Absence d’incidence des décisions du juge de l’expropriation sur l’examen de l’évaluation sommaire des dépenses du dossier d’enquête publique

Selon la Cour administrative d’appel de Nantes, la circonstance que le juge de l’expropriation ait adopté des décisions défavorables à l’expropriant, ne permet pas d’établir, par elle-même, une sous-évaluation manifeste des coûts présentés dans le dossier d’enquête publique.

L’arrêt commenté ici, en date du 16 février 2024, porte sur un recours formé à l’encontre d’un arrêté du préfet de la Loire-Atlantique déclarant d'utilité publique la réalisation du projet de réaménagement de l'îlot de la place de l'église sur le territoire de la commune de Saint-Père-en Retz.

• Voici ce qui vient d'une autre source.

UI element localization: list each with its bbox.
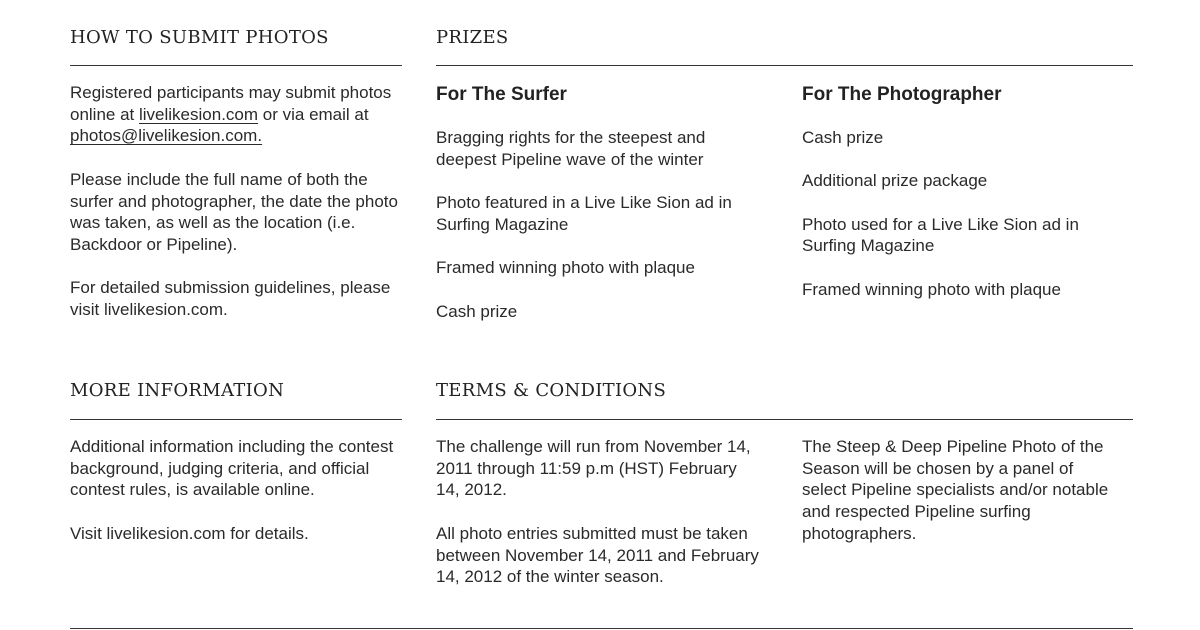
surfer-prize-item: Cash prize	[436, 301, 518, 321]
prizes-heading: PRIZES	[436, 27, 509, 48]
terms-right-column	[802, 436, 1120, 566]
more-information-body	[70, 436, 405, 566]
photographer-prize-item: Cash prize	[802, 128, 884, 147]
surfer-prize-item: Bragging rights for the steepest and deepest Pipeline wave of the winter	[436, 128, 706, 169]
how-to-submit-paragraph-1	[70, 82, 400, 147]
how-to-submit-text-middle: or via email at	[258, 104, 369, 124]
surfer-prize-item: Framed winning photo with plaque	[436, 258, 695, 278]
email-link[interactable]: photos@livelikesion.com.	[70, 126, 263, 146]
surfer-prize-item: Photo featured in a Live Like Sion ad in Surfing Magazine	[436, 193, 732, 234]
how-to-submit-body	[70, 82, 400, 342]
terms-paragraph-2: All photo entries submitted must be taken between November 14, 2011 and February 14, 2012 of the winter season.	[436, 523, 759, 587]
more-information-paragraph-2: Visit livelikesion.com for details.	[70, 523, 309, 543]
photographer-prize-item: Additional prize package	[802, 171, 988, 191]
how-to-submit-paragraph-2: Please include the full name of both the surfer and photographer, the date the photo was taken, as well as the location (i.e. Backdoor or Pipeline).	[70, 169, 398, 254]
terms-heading: TERMS & CONDITIONS	[436, 380, 667, 401]
surfer-prizes-column	[436, 83, 766, 344]
photographer-prizes-column	[802, 83, 1122, 322]
more-information-paragraph-1: Additional information including the contest background, judging criteria, and official contest rules, is available online.	[70, 437, 394, 500]
how-to-submit-heading: HOW TO SUBMIT PHOTOS	[70, 27, 329, 48]
bottom-divider	[70, 628, 1133, 629]
surfer-prizes-title: For The Surfer	[436, 84, 567, 105]
more-information-divider	[70, 419, 402, 420]
terms-paragraph-1: The challenge will run from November 14, 2011 through 11:59 p.m (HST) February 14, 2012.	[436, 437, 751, 500]
how-to-submit-divider	[70, 65, 402, 66]
website-link[interactable]: livelikesion.com	[139, 104, 259, 124]
terms-paragraph-3: The Steep & Deep Pipeline Photo of the Season will be chosen by a panel of select Pipeline specialists and/or notable and respected Pipeline surfing photographers.	[802, 437, 1109, 543]
photographer-prize-item: Framed winning photo with plaque	[802, 279, 1061, 299]
terms-left-column	[436, 436, 761, 610]
more-information-heading: MORE INFORMATION	[70, 380, 285, 401]
prizes-divider	[436, 65, 1133, 66]
how-to-submit-paragraph-3: For detailed submission guidelines, please visit livelikesion.com.	[70, 278, 391, 319]
photographer-prize-item: Photo used for a Live Like Sion ad in Surfing Magazine	[802, 214, 1079, 256]
terms-divider	[436, 419, 1133, 420]
photographer-prizes-title: For The Photographer	[802, 84, 1002, 105]
how-to-submit-text-lead: Registered participants may submit photos online at	[70, 83, 392, 124]
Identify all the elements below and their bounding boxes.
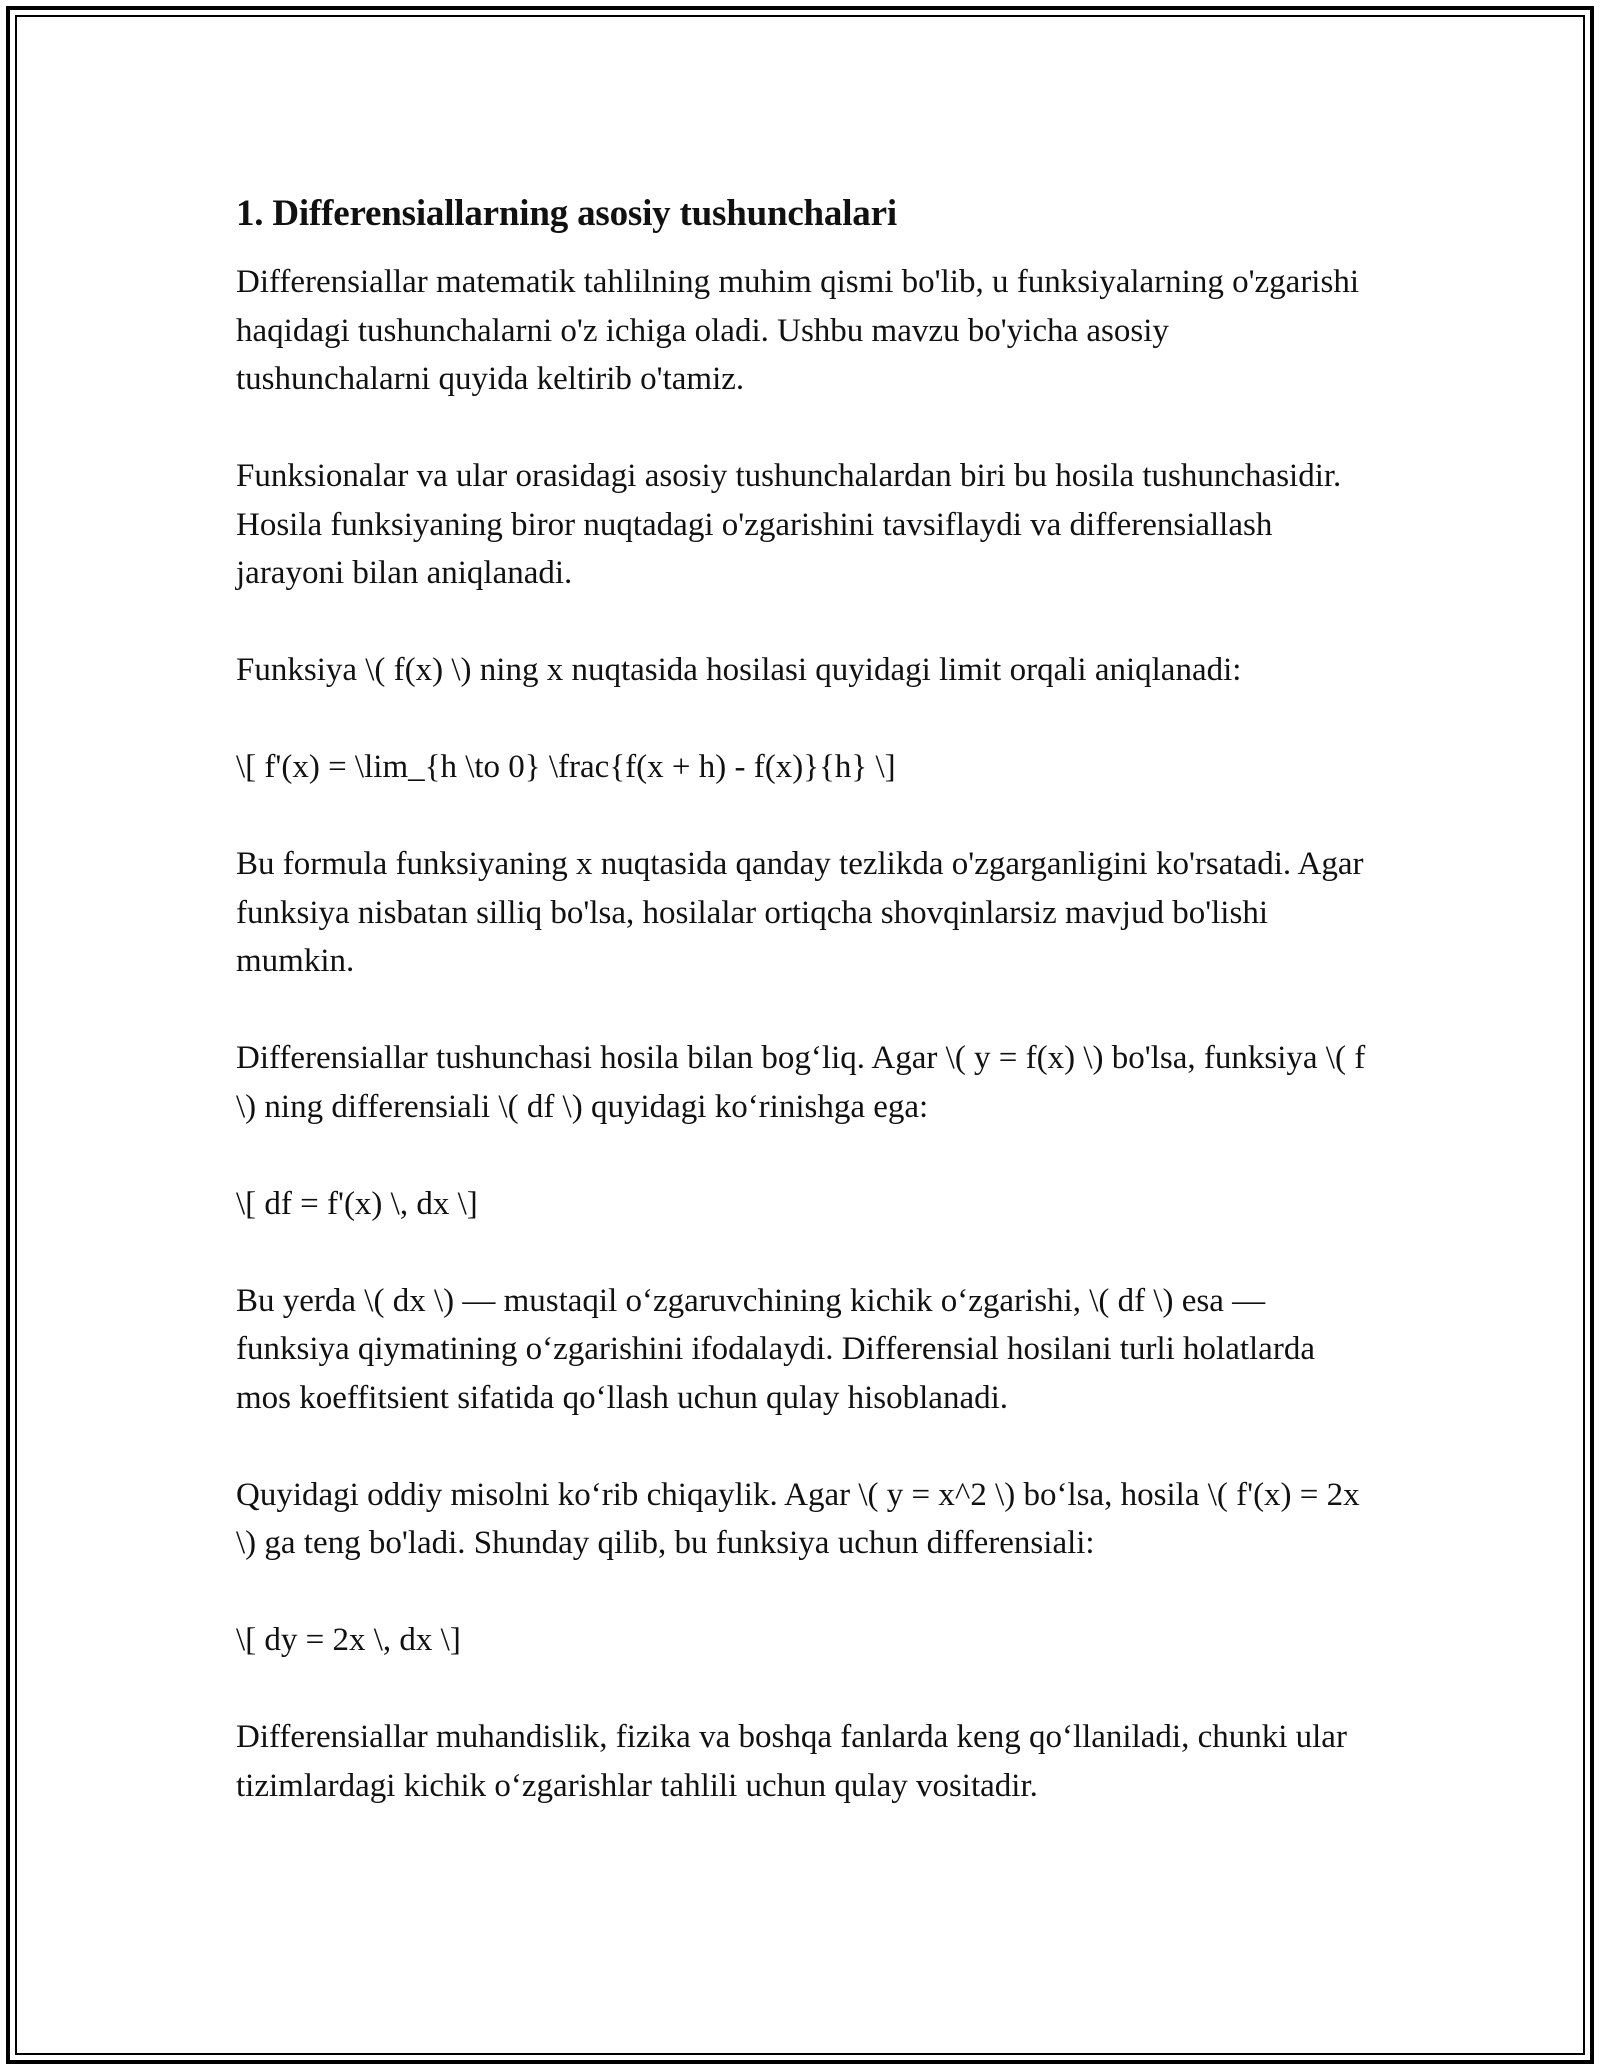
paragraph-derivative-concept: Funksionalar va ular orasidagi asosiy tushunchalardan biri bu hosila tushunchasidir. Hosila funksiyaning biror nuqtadagi o'zgarishini tavsiflaydi va differensiallash jarayoni bilan aniqlanadi.	[236, 458, 1342, 591]
formula-derivative-limit: \[ f'(x) = \lim_{h \to 0} \frac{f(x + h) - f(x)}{h} \]	[236, 749, 896, 785]
paragraph-derivative-definition: Funksiya \( f(x) \) ning x nuqtasida hosilasi quyidagi limit orqali aniqlanadi:	[236, 652, 1242, 688]
paragraph-intro: Differensiallar matematik tahlilning muhim qismi bo'lib, u funksiyalarning o'zgarishi haqidagi tushunchalarni o'z ichiga oladi. Ushbu mavzu bo'yicha asosiy tushunchalarni quyida keltirib o'tamiz.	[236, 264, 1359, 397]
paragraph-formula-meaning: Bu formula funksiyaning x nuqtasida qanday tezlikda o'zgarganligini ko'rsatadi. Agar funksiya nisbatan silliq bo'lsa, hosilalar ortiqcha shovqinlarsiz mavjud bo'lishi mumkin.	[236, 846, 1364, 979]
section-heading: 1. Differensiallarning asosiy tushunchalari	[236, 193, 897, 234]
paragraph-differential-explanation: Bu yerda \( dx \) — mustaqil o‘zgaruvchining kichik o‘zgarishi, \( df \) esa — funksiya qiymatining o‘zgarishini ifodalaydi. Differensial hosilani turli holatlarda mos koeffitsient sifatida qo‘llash uchun qulay hisoblanadi.	[236, 1282, 1315, 1416]
paragraph-differential-concept: Differensiallar tushunchasi hosila bilan bog‘liq. Agar \( y = f(x) \) bo'lsa, funksiya \( f \) ning differensiali \( df \) quyidagi ko‘rinishga ega:	[236, 1040, 1366, 1125]
paragraph-example: Quyidagi oddiy misolni ko‘rib chiqaylik. Agar \( y = x^2 \) bo‘lsa, hosila \( f'(x) = 2x \) ga teng bo'ladi. Shunday qilib, bu funksiya uchun differensiali:	[236, 1476, 1360, 1561]
formula-differential: \[ df = f'(x) \, dx \]	[236, 1185, 478, 1222]
document-body	[236, 186, 1366, 1810]
paragraph-applications: Differensiallar muhandislik, fizika va boshqa fanlarda keng qo‘llaniladi, chunki ular tizimlardagi kichik o‘zgarishlar tahlili uchun qulay vositadir.	[236, 1719, 1347, 1804]
formula-example-differential: \[ dy = 2x \, dx \]	[236, 1622, 461, 1658]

Parmi les différents moyens présentés, l’un d’eux soulevait l’intéressante question des conséquences à tirer de décisions du juge de l’expropriation ne correspondant pas aux éléments économiques et financiers au vu desquels un tel arrêté a été adopté.

1°) L’obligation de présenter une appréciation sommaire des dépenses

L’article R. 112-4 du Code de l’expropriation décrit la composition du dossier devant, en principe, être soumis à l’enquête publique avant l’adoption de la déclaration d’utilité publique (DUP) de travaux ou d'ouvrages.

Parmi les éléments devant être présentés, un élément souvent critiqué, est l'appréciation sommaire des dépenses.

Il s’agit d’une pièce obligatoire, mais puisque l’appréciation requise est sommaire, elle n’a pas à détailler l’ensemble des coûts du projet. Elle doit néanmoins intégrer le coût des indemnités devant être versées aux expropriés en vue de l’acquisition du foncier (CE, 11 juillet 2016, req. n° 389936).

On pouvait donc légitiment se demander si un requérant ne pouvait pas se prévaloir des décisions du juge de l’expropriation très éloignées des prévisions figurant dans le dossier d’enquête publique, afin de contester un arrêté de DUP.

2°) La confrontation de l’appréciation sommaire des dépenses aux décisions du juge de l’expropriation

Le contrôle exercé sur la fiabilité de l’appréciation sommaire des dépenses est limité pour plusieurs raisons (CE, 17 avril 2023, req. n°464389) :

  • Le juge ne sanctionne que les sous-évaluations manifestes ;
  • Le juge vérifie l’existence d’une sous-évaluation à la date de l’enquête publique, en tenant compte des données qui étaient alors disponibles.

Or, le juge de l’expropriation ne peut être saisi, au plus tôt, qu’après l’ouverture de l’enquête publique (article L. 311-1 du Code de l’expropriation), de sorte que ses décisions n’interviennent qu’après la fin de l’enquête publique.

Il est donc logique de considérer que des décisions du juge de l’expropriation défavorables à l’égard de l’expropriant, ne puissent pas remettre en cause l’appréciation sommaire des dépenses.

La Cour administrative d’appel de Nantes introduit toutefois une nuance en considérant que les décisions du juge de l’expropriation ne suffisent pas en elles-mêmes à remettre en cause cette appréciation. Cela laisse entendre que l’examen des décisions du juge de l’expropriation pourrait venir au soutien d’un moyen prenant appui sur les données disponibles à la date de l’enquête publique.

C’est donc une approche toute en subtilité que les requérants doivent adopter.